In Mathematica’s documentation devoted to Fourier command, I’ve stumbled upon an curious example of the frequency identification from noisy data. The most interesting part was that the frequency (or the period) was found with a high accuracy. And this was done by only changing the parameters of Fourier command!

Fourier[data, Parameters -> {a,b}];

Fourier[data] calculates the Discrete Fourier Transform (DFT) of data and has two optional parameters {a,b}, which I always thought were used only to implement different definitions of DFT as used in mathematics or in signal processing, for instance.

The documentation page, however, gives a nice example of alternative use of the parameters.
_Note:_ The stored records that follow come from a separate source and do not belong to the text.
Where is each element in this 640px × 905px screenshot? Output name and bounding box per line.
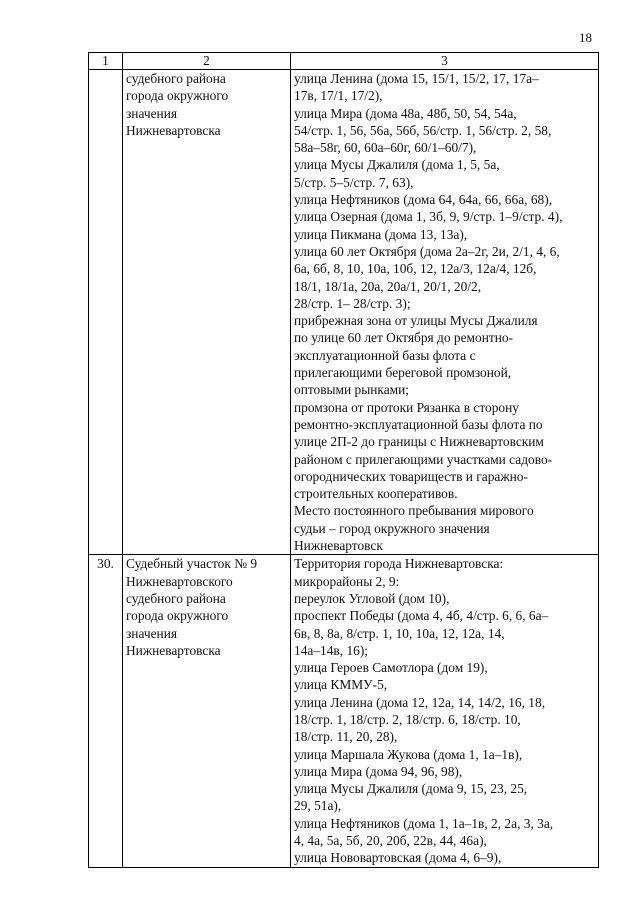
text-line: 14а–14в, 16); bbox=[294, 642, 369, 658]
text-line: эксплуатационной базы флота с bbox=[294, 347, 476, 363]
text-line: улице 2П-2 до границы с Нижневартовским bbox=[294, 434, 544, 450]
text-line: улица Мусы Джалиля (дома 1, 5, 5а, bbox=[294, 157, 500, 173]
text-line: 5/стр. 5–5/стр. 7, 63), bbox=[294, 174, 414, 190]
territory-cell bbox=[291, 70, 599, 555]
text-line: Нижневартовска bbox=[126, 122, 221, 138]
text-line: улица Мусы Джалиля (дома 9, 15, 23, 25, bbox=[294, 781, 528, 797]
text-line: улица Нефтяников (дома 64, 64а, 66, 66а, 68), bbox=[294, 192, 553, 208]
district-cell bbox=[123, 70, 291, 555]
text-line: прилегающими береговой промзоной, bbox=[294, 365, 512, 381]
text-line: переулок Угловой (дом 10), bbox=[294, 590, 450, 606]
text-line: 54/стр. 1, 56, 56а, 56б, 56/стр. 1, 56/стр. 2, 58, bbox=[294, 122, 552, 138]
text-line: улица Ленина (дома 15, 15/1, 15/2, 17, 17а– bbox=[294, 71, 539, 86]
table-row bbox=[89, 70, 599, 555]
text-line: 28/стр. 1– 28/стр. 3); bbox=[294, 295, 411, 311]
text-line: города окружного bbox=[126, 608, 229, 624]
text-line: 6в, 8, 8а, 8/стр. 1, 10, 10а, 12, 12а, 14, bbox=[294, 625, 505, 641]
text-line: судебного района bbox=[126, 590, 226, 606]
text-line: 4, 4а, 5а, 5б, 20, 20б, 22в, 44, 46а), bbox=[294, 833, 487, 849]
text-line: улица Мира (дома 48а, 48б, 50, 54, 54а, bbox=[294, 105, 517, 121]
text-line: улица Маршала Жукова (дома 1, 1а–1в), bbox=[294, 746, 523, 762]
text-line: Нижневартовского bbox=[126, 573, 233, 589]
text-line: промзона от протоки Рязанка в сторону bbox=[294, 399, 519, 415]
text-line: районом с прилегающими участками садово- bbox=[294, 451, 553, 467]
text-line: значения bbox=[126, 625, 178, 641]
table-header-row bbox=[89, 53, 599, 70]
text-line: 18/стр. 11, 20, 28), bbox=[294, 729, 398, 745]
table-row bbox=[89, 555, 599, 867]
row-number-cell: 30. bbox=[89, 555, 123, 867]
district-cell bbox=[123, 555, 291, 867]
text-line: Нижневартовск bbox=[294, 538, 383, 554]
column-header-3: 3 bbox=[291, 53, 599, 70]
text-line: прибрежная зона от улицы Мусы Джалиля bbox=[294, 313, 538, 329]
text-line: улица Героев Самотлора (дом 19), bbox=[294, 660, 488, 676]
text-line: улица Нововартовская (дома 4, 6–9), bbox=[294, 850, 502, 866]
territory-cell bbox=[291, 555, 599, 867]
text-line: улица Ленина (дома 12, 12а, 14, 14/2, 16, 18, bbox=[294, 694, 546, 710]
text-line: оптовыми рынками; bbox=[294, 382, 410, 398]
text-line: Место постоянного пребывания мирового bbox=[294, 503, 534, 519]
text-line: микрорайоны 2, 9: bbox=[294, 573, 400, 589]
page-number: 18 bbox=[579, 30, 592, 45]
text-line: улица Пикмана (дома 13, 13а), bbox=[294, 226, 468, 242]
text-line: проспект Победы (дома 4, 4б, 4/стр. 6, 6, 6а– bbox=[294, 608, 549, 624]
column-header-2: 2 bbox=[123, 53, 291, 70]
text-line: 18/1, 18/1а, 20а, 20а/1, 20/1, 20/2, bbox=[294, 278, 482, 294]
text-line: по улице 60 лет Октября до ремонтно- bbox=[294, 330, 514, 346]
row-number-cell bbox=[89, 70, 123, 555]
text-line: улица 60 лет Октября (дома 2а–2г, 2и, 2/1, 4, 6, bbox=[294, 243, 560, 259]
text-line: судьи – город окружного значения bbox=[294, 520, 490, 536]
text-line: Территория города Нижневартовска: bbox=[294, 556, 504, 572]
column-header-1: 1 bbox=[89, 53, 123, 70]
text-line: 17в, 17/1, 17/2), bbox=[294, 88, 383, 104]
text-line: Судебный участок № 9 bbox=[126, 556, 258, 572]
text-line: улица Озерная (дома 1, 3б, 9, 9/стр. 1–9/стр. 4), bbox=[294, 209, 563, 225]
text-line: огороднических товариществ и гаражно- bbox=[294, 468, 528, 484]
text-line: улица Нефтяников (дома 1, 1а–1в, 2, 2а, 3, 3а, bbox=[294, 815, 554, 831]
text-line: города окружного bbox=[126, 88, 229, 104]
district-table bbox=[88, 52, 599, 868]
text-line: 6а, 6б, 8, 10, 10а, 10б, 12, 12а/3, 12а/4, 12б, bbox=[294, 261, 537, 277]
text-line: улица КММУ-5, bbox=[294, 677, 388, 693]
text-line: 58а–58г, 60, 60а–60г, 60/1–60/7), bbox=[294, 140, 477, 156]
text-line: Нижневартовска bbox=[126, 642, 221, 658]
text-line: улица Мира (дома 94, 96, 98), bbox=[294, 763, 463, 779]
text-line: 29, 51а), bbox=[294, 798, 342, 814]
text-line: строительных кооперативов. bbox=[294, 486, 458, 502]
text-line: судебного района bbox=[126, 71, 226, 86]
text-line: ремонтно-эксплуатационной базы флота по bbox=[294, 416, 543, 432]
text-line: 18/стр. 1, 18/стр. 2, 18/стр. 6, 18/стр. 10, bbox=[294, 711, 521, 727]
text-line: значения bbox=[126, 105, 178, 121]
Below is a slightly modified version of the example.

Code example

Here is some periodic data with period $T =12.46$ with some noise added, plotted for the discrete values of $x = 1,\ldots,100$:

n = 1000;
per = 12.46;
pdata = Table[Sin[2 \[Pi] x/per], {x, n}] + RandomReal[{-1, 1}, {n}];
ListPlot[pdata, AspectRatio -> 1/3, PlotStyle -> PointSize[.003], 
 ImageSize -> 900] 

Looks quite random for us humans, doesn’t it? Let’s inspect it with Mathematica.
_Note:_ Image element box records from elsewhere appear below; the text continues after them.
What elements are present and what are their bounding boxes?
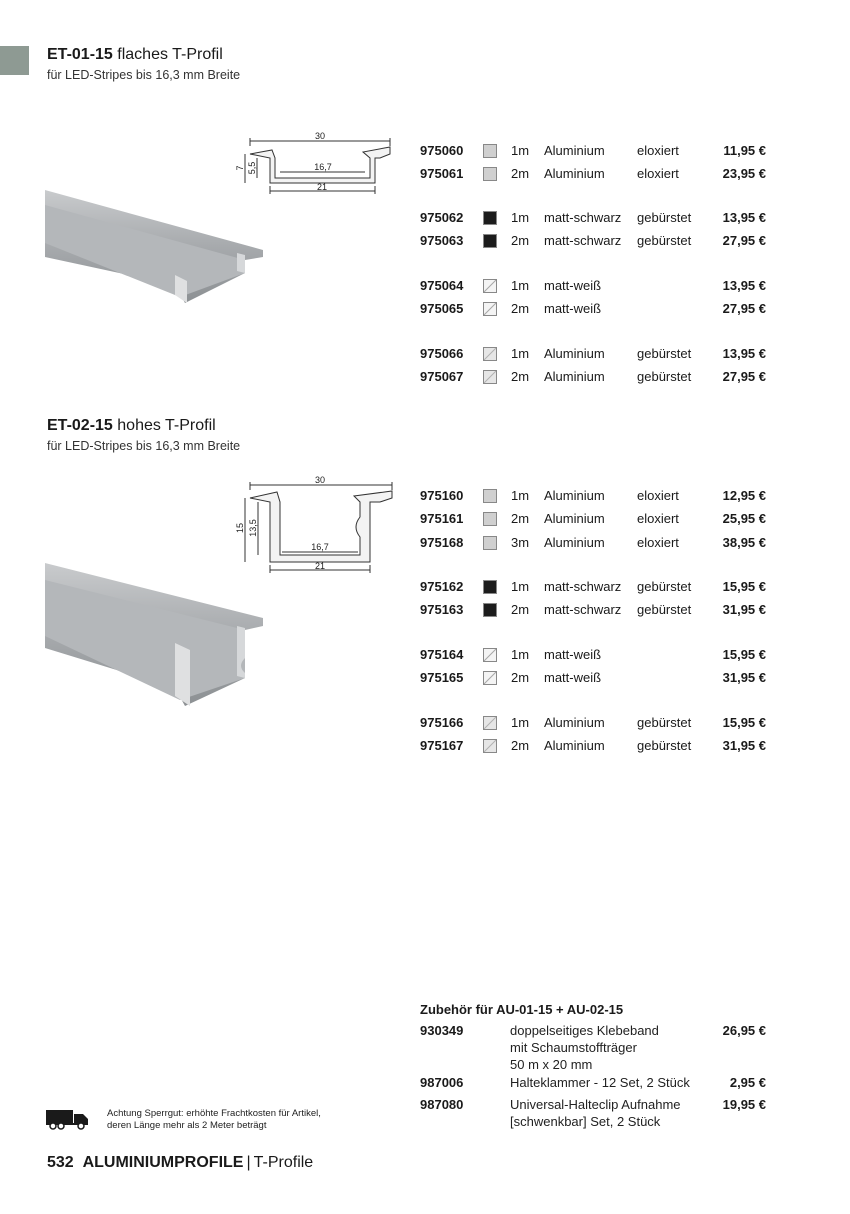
accessories-block (420, 1001, 770, 1129)
description-line: Universal-Halteclip Aufnahme (510, 1097, 681, 1112)
table-row (420, 600, 770, 620)
chapter-tab (0, 46, 29, 75)
dim-bottom-label: 21 (314, 561, 326, 571)
article-number: 975062 (420, 210, 464, 225)
table-row (420, 486, 770, 506)
material: matt-schwarz (544, 579, 622, 594)
table-row (420, 533, 770, 553)
material: Aluminium (544, 346, 605, 361)
finish: eloxiert (637, 511, 679, 526)
dim-height-inner-label: 5,5 (247, 161, 257, 175)
finish: gebürstet (637, 738, 692, 753)
warning-line: deren Länge mehr als 2 Meter beträgt (107, 1120, 267, 1131)
price: 26,95 € (722, 1023, 766, 1038)
length: 1m (511, 346, 530, 361)
description-line: Halteklammer - 12 Set, 2 Stück (510, 1075, 690, 1090)
price: 19,95 € (722, 1097, 766, 1112)
color-swatch (483, 603, 497, 617)
truck-icon (46, 1108, 90, 1130)
length: 1m (511, 488, 530, 503)
product-code: ET-01-15 (47, 46, 113, 63)
product-code: ET-02-15 (47, 417, 113, 434)
article-number: 975162 (420, 579, 464, 594)
article-number: 975067 (420, 369, 464, 384)
material: matt-weiß (544, 670, 602, 685)
description-line: doppelseitiges Klebeband (510, 1023, 659, 1038)
table-row (420, 299, 770, 319)
length: 2m (511, 301, 530, 316)
article-number: 975164 (420, 647, 464, 662)
article-number: 975168 (420, 535, 464, 550)
price: 27,95 € (722, 233, 766, 248)
accessory-item (420, 1074, 770, 1092)
table-row (420, 736, 770, 756)
length: 2m (511, 233, 530, 248)
price: 23,95 € (722, 166, 766, 181)
length: 2m (511, 369, 530, 384)
table-row (420, 668, 770, 688)
length: 1m (511, 579, 530, 594)
material: Aluminium (544, 488, 605, 503)
color-swatch (483, 370, 497, 384)
article-number: 975161 (420, 511, 464, 526)
length: 2m (511, 511, 530, 526)
section-title (47, 45, 240, 65)
bulky-goods-warning (107, 1108, 347, 1132)
table-row (420, 231, 770, 251)
price: 12,95 € (722, 488, 766, 503)
material: Aluminium (544, 369, 605, 384)
material: Aluminium (544, 535, 605, 550)
color-swatch (483, 671, 497, 685)
dim-top-label: 30 (314, 475, 326, 485)
product-name: hohes T-Profil (117, 417, 216, 434)
product-name: flaches T-Profil (117, 46, 223, 63)
article-number: 975060 (420, 143, 464, 158)
finish: gebürstet (637, 233, 692, 248)
price: 27,95 € (722, 301, 766, 316)
page-number: 532 (47, 1154, 74, 1171)
length: 1m (511, 647, 530, 662)
page-footer (47, 1153, 313, 1173)
price: 31,95 € (722, 602, 766, 617)
price: 15,95 € (722, 647, 766, 662)
dim-bottom-label: 21 (316, 182, 328, 192)
description-line: mit Schaumstoffträger (510, 1040, 637, 1055)
material: Aluminium (544, 166, 605, 181)
length: 1m (511, 143, 530, 158)
table-row (420, 645, 770, 665)
accessory-item (420, 1022, 770, 1074)
dim-height-outer-label: 15 (235, 522, 245, 534)
material: matt-weiß (544, 278, 602, 293)
price: 13,95 € (722, 278, 766, 293)
article-number: 975066 (420, 346, 464, 361)
length: 2m (511, 670, 530, 685)
color-swatch (483, 648, 497, 662)
article-number: 930349 (420, 1023, 464, 1038)
material: matt-weiß (544, 301, 602, 316)
color-swatch (483, 167, 497, 181)
material: matt-schwarz (544, 602, 622, 617)
table-row (420, 208, 770, 228)
color-swatch (483, 489, 497, 503)
footer-subcategory: T-Profile (253, 1154, 314, 1171)
material: matt-schwarz (544, 233, 622, 248)
article-number: 975064 (420, 278, 464, 293)
dim-top-label: 30 (314, 131, 326, 141)
finish: eloxiert (637, 143, 679, 158)
length: 1m (511, 278, 530, 293)
table-row (420, 509, 770, 529)
finish: eloxiert (637, 166, 679, 181)
color-swatch (483, 211, 497, 225)
price: 15,95 € (722, 715, 766, 730)
article-number: 975166 (420, 715, 464, 730)
section-subtitle: für LED-Stripes bis 16,3 mm Breite (47, 439, 241, 453)
finish: gebürstet (637, 346, 692, 361)
color-swatch (483, 716, 497, 730)
table-row (420, 141, 770, 161)
section-subtitle: für LED-Stripes bis 16,3 mm Breite (47, 68, 241, 82)
warning-line: Achtung Sperrgut: erhöhte Frachtkosten für Artikel, (107, 1108, 321, 1119)
dim-inner-width-label: 16,7 (311, 542, 329, 552)
table-row (420, 367, 770, 387)
product-image-flat-profile (45, 185, 267, 305)
color-swatch (483, 536, 497, 550)
finish: gebürstet (637, 579, 692, 594)
color-swatch (483, 302, 497, 316)
length: 2m (511, 738, 530, 753)
description-line: 50 m x 20 mm (510, 1057, 593, 1072)
description-line: [schwenkbar] Set, 2 Stück (510, 1114, 661, 1129)
table-row (420, 577, 770, 597)
accessories-title: Zubehör für AU-01-15 + AU-02-15 (420, 1002, 624, 1017)
article-number: 975165 (420, 670, 464, 685)
product-image-high-profile (45, 558, 267, 708)
finish: gebürstet (637, 602, 692, 617)
price: 31,95 € (722, 738, 766, 753)
color-swatch (483, 580, 497, 594)
price: 38,95 € (722, 535, 766, 550)
article-number: 975061 (420, 166, 464, 181)
material: Aluminium (544, 511, 605, 526)
article-number: 987006 (420, 1075, 464, 1090)
color-swatch (483, 234, 497, 248)
material: matt-schwarz (544, 210, 622, 225)
table-row (420, 164, 770, 184)
price: 15,95 € (722, 579, 766, 594)
article-number: 975065 (420, 301, 464, 316)
section-et-01-15-header (47, 45, 240, 83)
table-row (420, 344, 770, 364)
article-number: 975163 (420, 602, 464, 617)
footer-category: ALUMINIUMPROFILE (82, 1154, 244, 1171)
color-swatch (483, 279, 497, 293)
section-et-02-15-header (47, 416, 240, 454)
length: 1m (511, 210, 530, 225)
price: 11,95 € (723, 143, 766, 158)
finish: gebürstet (637, 369, 692, 384)
section-title (47, 416, 240, 436)
dim-height-outer-label: 7 (235, 165, 245, 171)
color-swatch (483, 739, 497, 753)
article-number: 975063 (420, 233, 464, 248)
price: 13,95 € (722, 210, 766, 225)
article-number: 975160 (420, 488, 464, 503)
price: 13,95 € (722, 346, 766, 361)
finish: eloxiert (637, 488, 679, 503)
price: 25,95 € (722, 511, 766, 526)
table-row (420, 713, 770, 733)
accessory-description (510, 1022, 710, 1073)
finish: gebürstet (637, 210, 692, 225)
price: 31,95 € (722, 670, 766, 685)
price: 2,95 € (729, 1075, 766, 1090)
material: Aluminium (544, 715, 605, 730)
length: 2m (511, 602, 530, 617)
dim-inner-width-label: 16,7 (314, 162, 332, 172)
accessory-description (510, 1074, 710, 1091)
color-swatch (483, 512, 497, 526)
accessory-description (510, 1096, 710, 1130)
color-swatch (483, 347, 497, 361)
length: 2m (511, 166, 530, 181)
length: 1m (511, 715, 530, 730)
color-swatch (483, 144, 497, 158)
article-number: 987080 (420, 1097, 464, 1112)
footer-separator: | (246, 1154, 251, 1171)
length: 3m (511, 535, 530, 550)
article-number: 975167 (420, 738, 464, 753)
price: 27,95 € (722, 369, 766, 384)
finish: eloxiert (637, 535, 679, 550)
dim-height-inner-label: 13,5 (248, 519, 258, 537)
material: Aluminium (544, 143, 605, 158)
accessory-item (420, 1096, 770, 1132)
material: matt-weiß (544, 647, 602, 662)
finish: gebürstet (637, 715, 692, 730)
material: Aluminium (544, 738, 605, 753)
table-row (420, 276, 770, 296)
Find the maximum mode in the spectrum:

f = Abs[Fourier[pdata]];
pos = Position[f, Max[f]][[1, 1]]

Show[ListPlot[f], Graphics[{Red, Point[{pos, f[[pos]]}]}], 
 PlotRange -> All]

rough = n/(pos - 1) // N
12.5

So roughly, the period is 12.5.

Find a high-resolution spectrum between modes where the maximum was found by changing $b$ parameter to 1/500:

fr = Abs[Fourier[pdata Exp[2 Pi I (pos - 2) N[Range[0, n - 1]]/n], 
    FourierParameters -> {0, 2/n}]];
frpos = Position[fr, Max[fr]][[1, 1]]

617

Show[ListPlot[fr], Graphics[{Red, Point[{frpos, fr[[frpos]]}]}], 
 PlotRange -> All]

Now we can determine the period from the frequencies:

N[n/(pos - 2 + 2 (frpos - 1)/n)]

12.4639

Explanations

What happens here is that we do interpolation of the initial Fourier spectrum with sines by padding the original sequence with zeroes as if the total number of points is $n/b$. With $b= 2/n$, we’ve half a million points. Mathematica does not calculate the whole DFT of the “virtually” padded sequence, however, but estimates only the first $n$ values. That’s why we need to shift our spectrum there by multiplying the data with complex exponent sequence Exp[2 Pi I (pos - 2) N[Range[0, n - 1]]/n].

I was not able to perform the same trick in Matlab, Python, or Julia. Please let me know if you know how to do it.